Pharmacare won’t help much

March 15, 2018   ·   0 Comments

Your recent editorial on pharmacare caused me to wonder if government will ever learn.
Some pundits suggest this is an election ploy by the federal Liberals to stay ahead of the same free lunch being promoted by the NDP. This was a re-election ploy used by Ontario’s Liberal government, but even they realized what a financial disaster this will become, so they restricted it to those younger than 25, where it is least needed.
Ontario is spending about 40 per cent of its budget for medicare and is going broke. Of all the countries that offer such schemes, Canada is the first or second biggest spender on a per capita basis, with some of the worst levels of service. I wonder, if they can’t keep on top of medicare, how will they ever cope with pharmacare, which will grow out of control due to program creep?
“Soaring” drug costs are noted in the article and will be one of the excuses for more government involvement. The automatic assumption of this statement is that the drug companies are making out like bandits, so bulk buying by government will bring them into line. Brand name pharmaceutical prices have remained on average relatively stable for some time. Copy-cat generic drugs, which government enabled, are much higher in Canada than they are in the U.S., for example, so they could be a reason for the costs going up. However, the reason for “soaring” drug costs may be due to the quantity being used, not their prices. This would be the result of an aging population. Higher usage may mean savings are being made in other areas of medical treatment.
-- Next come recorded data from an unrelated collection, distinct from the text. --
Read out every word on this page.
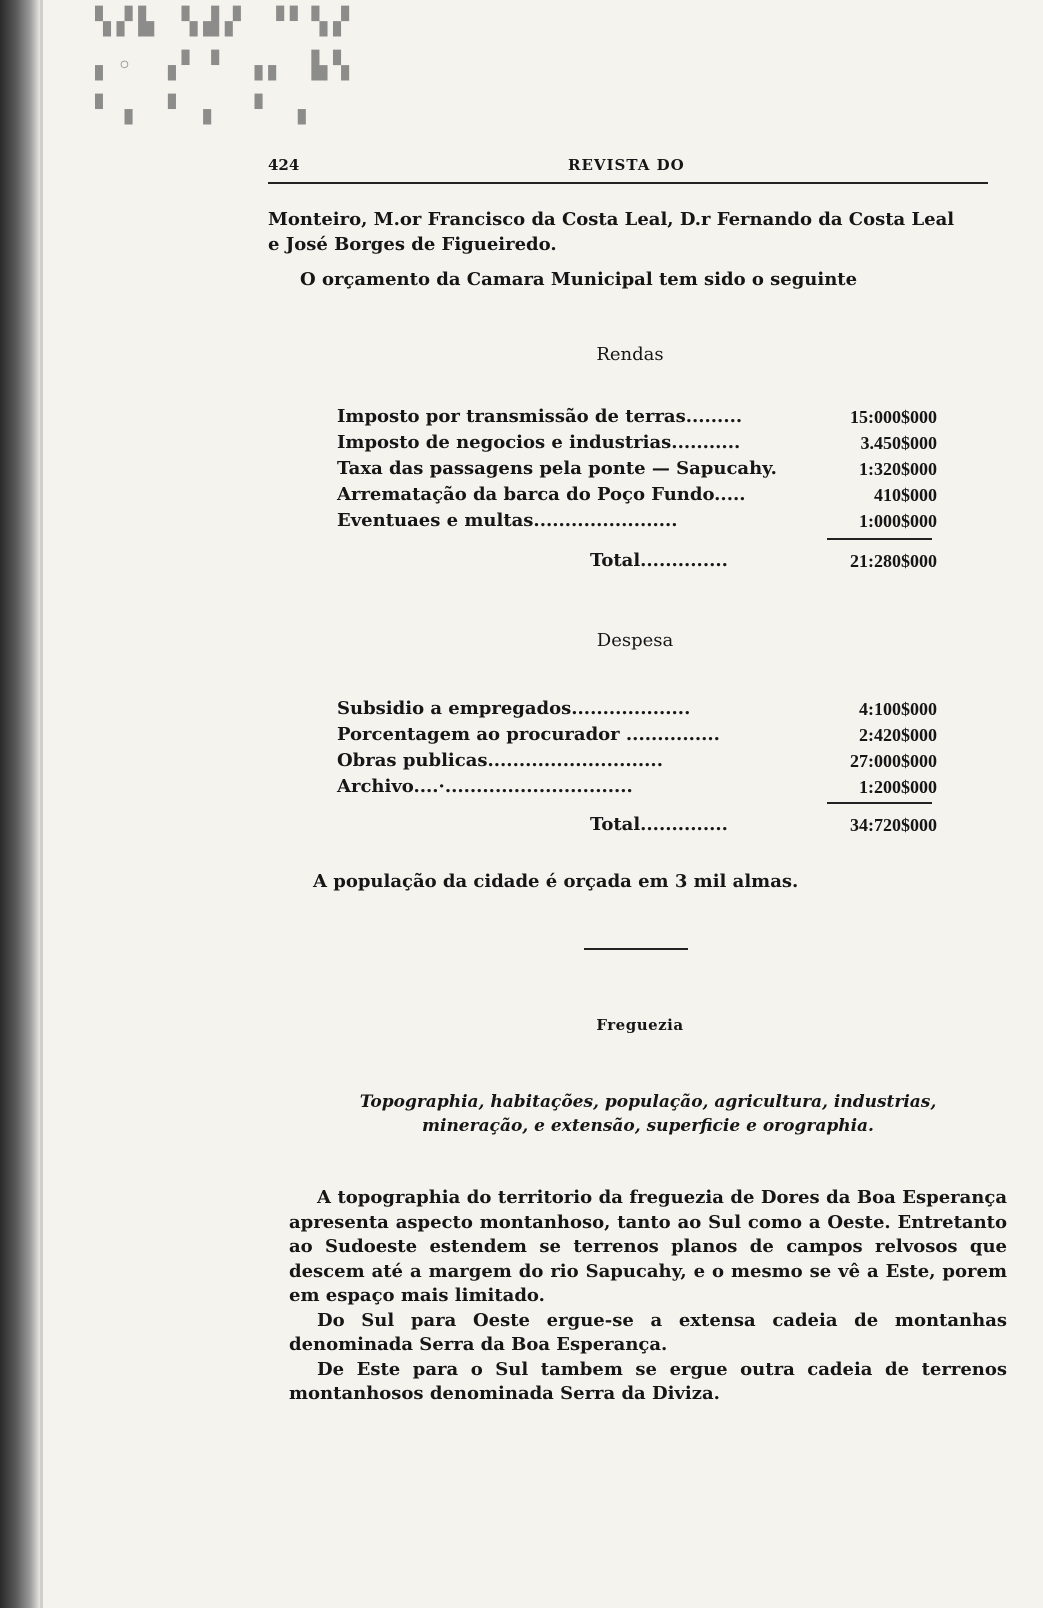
▚▞▙ ▚▟▞ ▝▘▚▞
▖◦ ▗▘▝ ▗▖ ▙▚
▘▗ ▝ ▖ ▝ ▗
424	REVISTA DO
Monteiro, M.or Francisco da Costa Leal, D.r Fernando da Costa Leal
e José Borges de Figueiredo.
O orçamento da Camara Municipal tem sido o seguinte
Rendas
Imposto por transmissão de terras.........	15:000$000
Imposto de negocios e industrias...........	3.450$000
Taxa das passagens pela ponte — Sapucahy.	1:320$000
Arrematação da barca do Poço Fundo.....	410$000
Eventuaes e multas.......................	1:000$000
Total..............	21:280$000
Despesa
Subsidio a empregados...................	4:100$000
Porcentagem ao procurador ...............	2:420$000
Obras publicas............................	27:000$000
Archivo....·..............................	1:200$000
Total..............	34:720$000
A população da cidade é orçada em 3 mil almas.
Freguezia
Topographia, habitações, população, agricultura, industrias,
mineração, e extensão, superficie e orographia.

A topographia do territorio da freguezia de Dores da Boa Esperança apresenta aspecto montanhoso, tanto ao Sul como a Oeste. Entretanto ao Sudoeste estendem se terrenos planos de campos relvosos que descem até a margem do rio Sapucahy, e o mesmo se vê a Este, porem em espaço mais limitado.

Do Sul para Oeste ergue-se a extensa cadeia de montanhas denominada Serra da Boa Esperança.

De Este para o Sul tambem se ergue outra cadeia de terrenos montanhosos denominada Serra da Diviza.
The big drug companies are an easy target for politicians of all stripes, who will claim that when a whole nation’s supply is up for grabs, they’ll get the best prices. Economics teaches that there is a rule of diminishing returns, which means that once a certain quantity is reached in manufacture, there are no more savings to be had by increasing the volume produced. A byproduct of this price squeezing is that some companies will not bother bidding on the contracts, thus limiting the government’s number of suppliers. This can have disastrous results, as happened in Quebec a few years ago when the primary contractor had a fire at their factory, leaving the government scrambling to buy the vaccine they made anywhere they could get it at whatever prices were on offer.
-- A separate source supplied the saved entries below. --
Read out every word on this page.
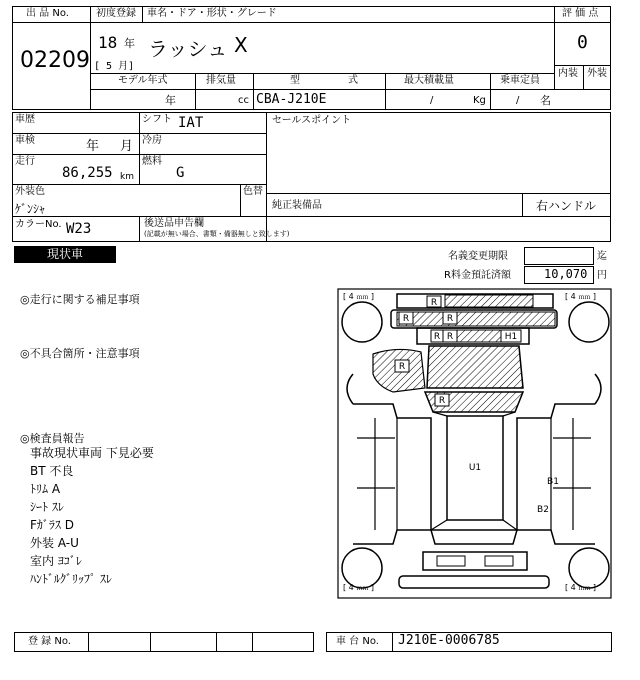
出 品 No.
02209
初度登録 車名・ドア・形状・グレード
18 年
[ 5 月]
ラッシュ X
評 価 点
0
内装 外装
モデル年式	排気量	型	式	最大積載量	乗車定員
年	cc CBA-J210E	/	Kg	/ 名
車歴	シフト IAT	セールスポイント
車検	年 月 冷房
走行
86,255 km
燃料
G
外装色
ｹﾞﾝｼｬ
色替
純正装備品	右ハンドル
カラーNo. W23	後送品申告欄
(記載が無い場合、書類・備器無しと致します)
現状車	名義変更期限	迄
R料金預託済額	10,070 円
◎走行に関する補足事項
◎不具合箇所・注意事項
◎検査員報告
事故現状車両 下見必要
BT 不良
ﾄﾘﾑ A
ｼｰﾄ ｽﾚ
Fｶﾞﾗｽ D
外装 A-U
室内 ﾖｺﾞﾚ
ﾊﾝﾄﾞﾙｸﾞﾘｯﾌﾟ ｽﾚ
[ 4 ｍｍ ]	[ 4 ｍｍ ]
[ 4 ｍｍ ]	[ 4 ｍｍ ]
R
R	R
R R	H1
R
R
U1
B1
B2
登 録 No.	車 台 No. J210E-0006785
If the feds get into the drug business, I assume the provinces that have such schemes will get out of it. Or perhaps it will shake out like medicare, where the feds get the glory and the provinces have to implement it. This will work out like medicare and the bureaucracy will increase quickly at great cost. And when this doesn’t lower costs as expected, the cut-backs will follow. I hope those folks with uncommon conditions and truly staggering drug bills don’t get their hopes up, as their’s may not be included and the number of votes they represent is low.